Stanford-Binet Intelligence Scales
The Stanford-Binet intelligence scale is a standardized test that assesses intelligence and cognitive abilities in children, beginning at age two, and in adults.
The Stanford-Binet intelligence scale is used as a tool in school placement, in determining the presence of a learning disability or a developmental delay, and in tracking intellectual development. In addition, it is sometimes included in neuropsychological testing to assess the brain function of individuals with neurological impairments.
The Stanford-Binet intelligence scale is a direct descendent of the Binet-Simon scale, the first intelligence scale created in 1905 by psychologist Alfred Binet (1857–1911) and Theophilus Simon. Lewis Terman (1877–1956) published the Stanford-Binet scale initially in 1916. As of 2004, the scale had been revised five times—in 1937, 1960 (with a scoring change of this version in 1973), 1986, and 2003.
Beginning with the fourth revision (1986), the test underwent design changes to include a larger, more diverse, representative sample in order to minimize the gender and racial inequities that had been criticized in earlier versions of the test. Originally designed for children only, with the fifth edition (2003) the Stanford-Binet can be used on anyone older than two years of age.
The Stanford-Binet scale tests intelligence across six areas: general intelligence, knowledge, fluid reasoning, quantitative reasoning, visual-spatial processing, and working memory. These areas are covered by ten subtests that include activities measuring both verbal and non-verbal intelligence. Activities include verbal absurdities, picture absurdities, verbal analogies, form patterns, procedural knowledge, sentence and word memory, position and direction, early reasoning, and quantitative reasoning.
All test subjects take two initial routing tests: a vocabulary test and a matrices test (which assesses non-verbal reasoning).

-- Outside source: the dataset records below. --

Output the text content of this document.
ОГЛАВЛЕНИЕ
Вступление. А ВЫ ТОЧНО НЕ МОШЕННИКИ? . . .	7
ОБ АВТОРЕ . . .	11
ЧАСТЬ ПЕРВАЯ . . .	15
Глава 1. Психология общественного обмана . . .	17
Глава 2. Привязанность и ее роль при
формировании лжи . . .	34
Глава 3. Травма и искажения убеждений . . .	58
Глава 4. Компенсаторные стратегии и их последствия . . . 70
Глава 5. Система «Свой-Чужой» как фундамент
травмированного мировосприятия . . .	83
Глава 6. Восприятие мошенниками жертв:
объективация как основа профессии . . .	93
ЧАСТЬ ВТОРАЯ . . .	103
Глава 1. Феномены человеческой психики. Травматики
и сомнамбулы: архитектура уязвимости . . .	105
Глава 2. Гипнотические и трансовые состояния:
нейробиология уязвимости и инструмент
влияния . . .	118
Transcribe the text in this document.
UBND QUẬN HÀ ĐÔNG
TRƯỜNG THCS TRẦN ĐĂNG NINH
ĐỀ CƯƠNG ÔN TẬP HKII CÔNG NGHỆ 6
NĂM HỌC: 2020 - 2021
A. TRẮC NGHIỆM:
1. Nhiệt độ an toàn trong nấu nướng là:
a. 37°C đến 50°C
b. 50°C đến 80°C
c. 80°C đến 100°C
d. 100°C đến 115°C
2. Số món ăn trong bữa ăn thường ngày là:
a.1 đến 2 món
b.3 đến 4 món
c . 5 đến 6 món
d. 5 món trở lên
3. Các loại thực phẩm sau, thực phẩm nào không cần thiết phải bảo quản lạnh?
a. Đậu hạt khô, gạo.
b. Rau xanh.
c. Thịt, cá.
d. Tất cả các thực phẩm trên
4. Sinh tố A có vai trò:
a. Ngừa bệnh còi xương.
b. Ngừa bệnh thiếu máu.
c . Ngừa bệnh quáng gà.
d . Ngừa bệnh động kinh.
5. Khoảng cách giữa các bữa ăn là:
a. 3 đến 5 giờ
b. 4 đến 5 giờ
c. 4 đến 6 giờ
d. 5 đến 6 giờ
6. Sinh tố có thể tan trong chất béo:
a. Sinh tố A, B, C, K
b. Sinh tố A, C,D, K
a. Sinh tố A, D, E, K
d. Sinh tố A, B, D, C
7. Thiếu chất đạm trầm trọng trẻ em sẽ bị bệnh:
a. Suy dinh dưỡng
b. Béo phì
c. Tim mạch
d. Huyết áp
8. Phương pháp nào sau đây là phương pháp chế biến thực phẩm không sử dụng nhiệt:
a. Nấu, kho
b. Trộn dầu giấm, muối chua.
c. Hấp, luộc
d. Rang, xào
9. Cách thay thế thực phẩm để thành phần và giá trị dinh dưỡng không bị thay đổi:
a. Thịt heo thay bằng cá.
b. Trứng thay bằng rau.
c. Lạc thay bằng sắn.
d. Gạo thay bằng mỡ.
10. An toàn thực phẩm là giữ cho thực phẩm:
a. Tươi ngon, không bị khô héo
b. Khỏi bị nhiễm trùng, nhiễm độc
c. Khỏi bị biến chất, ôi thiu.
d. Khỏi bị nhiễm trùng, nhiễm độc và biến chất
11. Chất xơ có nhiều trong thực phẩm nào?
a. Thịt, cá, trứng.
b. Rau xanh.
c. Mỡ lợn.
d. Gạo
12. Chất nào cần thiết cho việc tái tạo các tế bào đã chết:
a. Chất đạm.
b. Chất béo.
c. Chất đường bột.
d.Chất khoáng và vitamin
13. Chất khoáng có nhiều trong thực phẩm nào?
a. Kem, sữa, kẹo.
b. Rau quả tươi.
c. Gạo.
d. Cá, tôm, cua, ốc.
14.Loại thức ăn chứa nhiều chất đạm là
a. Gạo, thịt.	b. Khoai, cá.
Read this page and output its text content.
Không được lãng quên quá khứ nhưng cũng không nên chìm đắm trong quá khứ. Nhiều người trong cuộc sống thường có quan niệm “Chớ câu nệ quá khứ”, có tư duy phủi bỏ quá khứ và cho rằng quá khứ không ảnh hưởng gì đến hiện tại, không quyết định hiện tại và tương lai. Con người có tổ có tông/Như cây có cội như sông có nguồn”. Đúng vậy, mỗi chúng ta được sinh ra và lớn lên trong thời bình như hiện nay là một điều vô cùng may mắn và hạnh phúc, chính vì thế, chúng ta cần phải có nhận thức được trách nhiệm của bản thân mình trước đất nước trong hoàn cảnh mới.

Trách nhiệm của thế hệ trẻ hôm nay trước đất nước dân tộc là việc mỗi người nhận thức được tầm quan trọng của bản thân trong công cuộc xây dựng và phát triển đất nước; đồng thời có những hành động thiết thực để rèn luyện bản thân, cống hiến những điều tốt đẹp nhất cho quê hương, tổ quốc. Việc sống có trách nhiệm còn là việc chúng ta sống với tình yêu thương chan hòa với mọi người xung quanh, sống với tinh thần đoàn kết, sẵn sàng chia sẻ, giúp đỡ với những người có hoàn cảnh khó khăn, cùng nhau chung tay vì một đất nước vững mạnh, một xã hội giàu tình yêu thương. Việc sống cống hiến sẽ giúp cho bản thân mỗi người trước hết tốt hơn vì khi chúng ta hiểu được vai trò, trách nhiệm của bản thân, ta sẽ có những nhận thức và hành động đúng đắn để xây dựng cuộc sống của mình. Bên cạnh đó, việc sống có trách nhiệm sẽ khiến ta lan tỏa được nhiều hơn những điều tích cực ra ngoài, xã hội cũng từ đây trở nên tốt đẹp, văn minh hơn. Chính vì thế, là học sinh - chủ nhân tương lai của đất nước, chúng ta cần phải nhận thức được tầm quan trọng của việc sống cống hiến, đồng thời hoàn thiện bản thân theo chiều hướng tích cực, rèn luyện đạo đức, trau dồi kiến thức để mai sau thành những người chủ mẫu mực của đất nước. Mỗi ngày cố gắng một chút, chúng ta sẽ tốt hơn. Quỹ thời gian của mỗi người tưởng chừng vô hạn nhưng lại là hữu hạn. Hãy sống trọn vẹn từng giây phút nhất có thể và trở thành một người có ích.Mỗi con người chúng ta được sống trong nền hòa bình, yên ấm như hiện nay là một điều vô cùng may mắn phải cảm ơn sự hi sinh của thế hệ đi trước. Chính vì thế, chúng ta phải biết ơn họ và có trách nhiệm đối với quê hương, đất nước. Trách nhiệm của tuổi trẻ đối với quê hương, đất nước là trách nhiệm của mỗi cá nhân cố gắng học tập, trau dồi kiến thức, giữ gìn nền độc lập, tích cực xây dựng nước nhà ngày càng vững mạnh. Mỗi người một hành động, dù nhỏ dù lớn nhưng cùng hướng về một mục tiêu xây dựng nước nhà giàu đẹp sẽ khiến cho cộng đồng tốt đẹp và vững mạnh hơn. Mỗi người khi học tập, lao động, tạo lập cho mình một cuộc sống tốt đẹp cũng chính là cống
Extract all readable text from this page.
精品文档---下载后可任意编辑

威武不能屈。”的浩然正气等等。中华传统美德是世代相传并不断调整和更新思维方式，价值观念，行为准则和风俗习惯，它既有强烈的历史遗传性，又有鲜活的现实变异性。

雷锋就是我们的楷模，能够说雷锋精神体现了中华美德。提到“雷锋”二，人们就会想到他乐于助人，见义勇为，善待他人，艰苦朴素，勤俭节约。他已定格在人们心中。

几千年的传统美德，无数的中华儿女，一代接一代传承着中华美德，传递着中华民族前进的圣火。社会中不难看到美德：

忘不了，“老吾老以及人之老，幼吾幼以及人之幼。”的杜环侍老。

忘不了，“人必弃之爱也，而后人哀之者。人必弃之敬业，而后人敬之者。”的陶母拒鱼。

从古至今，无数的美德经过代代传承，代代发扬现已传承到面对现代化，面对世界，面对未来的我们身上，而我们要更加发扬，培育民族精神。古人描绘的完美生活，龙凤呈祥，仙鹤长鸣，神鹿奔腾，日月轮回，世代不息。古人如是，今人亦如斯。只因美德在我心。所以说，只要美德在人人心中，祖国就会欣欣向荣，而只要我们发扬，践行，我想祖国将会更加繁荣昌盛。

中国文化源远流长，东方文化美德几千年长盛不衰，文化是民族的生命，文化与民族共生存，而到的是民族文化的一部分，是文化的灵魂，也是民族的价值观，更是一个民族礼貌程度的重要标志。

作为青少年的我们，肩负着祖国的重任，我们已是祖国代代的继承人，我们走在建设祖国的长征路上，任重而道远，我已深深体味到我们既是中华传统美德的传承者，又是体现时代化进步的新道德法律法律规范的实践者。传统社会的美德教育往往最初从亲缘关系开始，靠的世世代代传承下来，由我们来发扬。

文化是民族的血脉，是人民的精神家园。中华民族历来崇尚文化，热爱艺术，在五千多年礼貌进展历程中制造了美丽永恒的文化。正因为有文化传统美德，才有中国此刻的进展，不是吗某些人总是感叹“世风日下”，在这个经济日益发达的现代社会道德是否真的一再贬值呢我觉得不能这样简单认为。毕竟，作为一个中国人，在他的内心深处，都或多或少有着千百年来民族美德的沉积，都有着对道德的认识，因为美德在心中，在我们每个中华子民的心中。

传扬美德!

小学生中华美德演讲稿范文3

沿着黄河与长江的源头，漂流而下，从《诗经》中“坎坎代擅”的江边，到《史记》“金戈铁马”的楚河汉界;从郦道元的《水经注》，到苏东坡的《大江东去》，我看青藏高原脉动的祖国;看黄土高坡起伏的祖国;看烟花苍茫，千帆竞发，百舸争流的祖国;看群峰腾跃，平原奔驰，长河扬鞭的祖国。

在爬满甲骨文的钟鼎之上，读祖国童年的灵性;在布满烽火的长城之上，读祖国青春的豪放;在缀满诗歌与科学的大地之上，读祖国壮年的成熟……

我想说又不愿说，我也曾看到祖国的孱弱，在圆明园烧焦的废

The results of these tests, along with the subject's age, determines the number and level of subtests to be administered.
Total testing time is around 45 to 60 minutes, depending on the child's age and the number of subtests given. Raw scores are based on the number of items answered and are converted into a standard age score corresponding to age group, similar to an IQ measure.
Intelligence testing requires a clinically trained examiner. The Stanford-Binet intelligence scale should
Children with physical disabilities may require certain accommodations when taking the test, such as extra time for tasks, rest breaks, or instructions received in an alternate format (e.g., signing for a deaf child). The examiner should be made aware of a child's potential limitations before the day of the test so that appropriate accommodations are available.
Scoring for the Stanford-Binet generates a verbal IQ score (VIQ), a non-verbal IQ score (NIQ), and a full-scale IQ (FSIQ). It is a standardized test, meaning that norms are established during the design phase of the test by administering the test to a large, representative sample of the test population (in the case of the fifth edition, data from the 2000 U.S. census were used). The test has a mean, or average, standard score of 100 and a standard deviation of 15 for composite scores (subtests have a mean of 10 and a standard deviation of 3). The standard deviation indicates how far above or below the norm the subject's score is. For example, an eight-year-old is assessed with the Stanford-Binet scale and achieves a standard age score of 115. The mean score of 100 is the average level at which all eight-year-olds in the representative sample performed. This child's score would be one standard deviation above that norm.
While standard age scores provide a reference point for evaluation, they represent an average of a variety of skill areas. A trained psychologist evaluates and interprets an individual's performance on the scale's subtests to discover strengths and weaknesses and offer recommendations based upon these findings.
Test anxiety can have a negative impact on a child's performance, so parents should attempt to take the stress off their child by making sure they understand that it is the effort and attention they give the test, not the final score, that matters. Parents can also ensure that their children are well-rested on the testing day and have a nutritious meal beforehand.
Norms—A fixed or ideal standard; a normative or mean score for a particular age group.
Representative sample—A random sample of people that adequately represents the test-taking population in age, gender, race, and socioeconomic standing.
Standard deviation—A measure of the distribution of scores around the average (mean). In a normal distribution, two standard deviations above and below the mean includes about 95% of all samples.
Standardization—The process of determining established norms and procedures for a test to act as a standard reference point for future test results.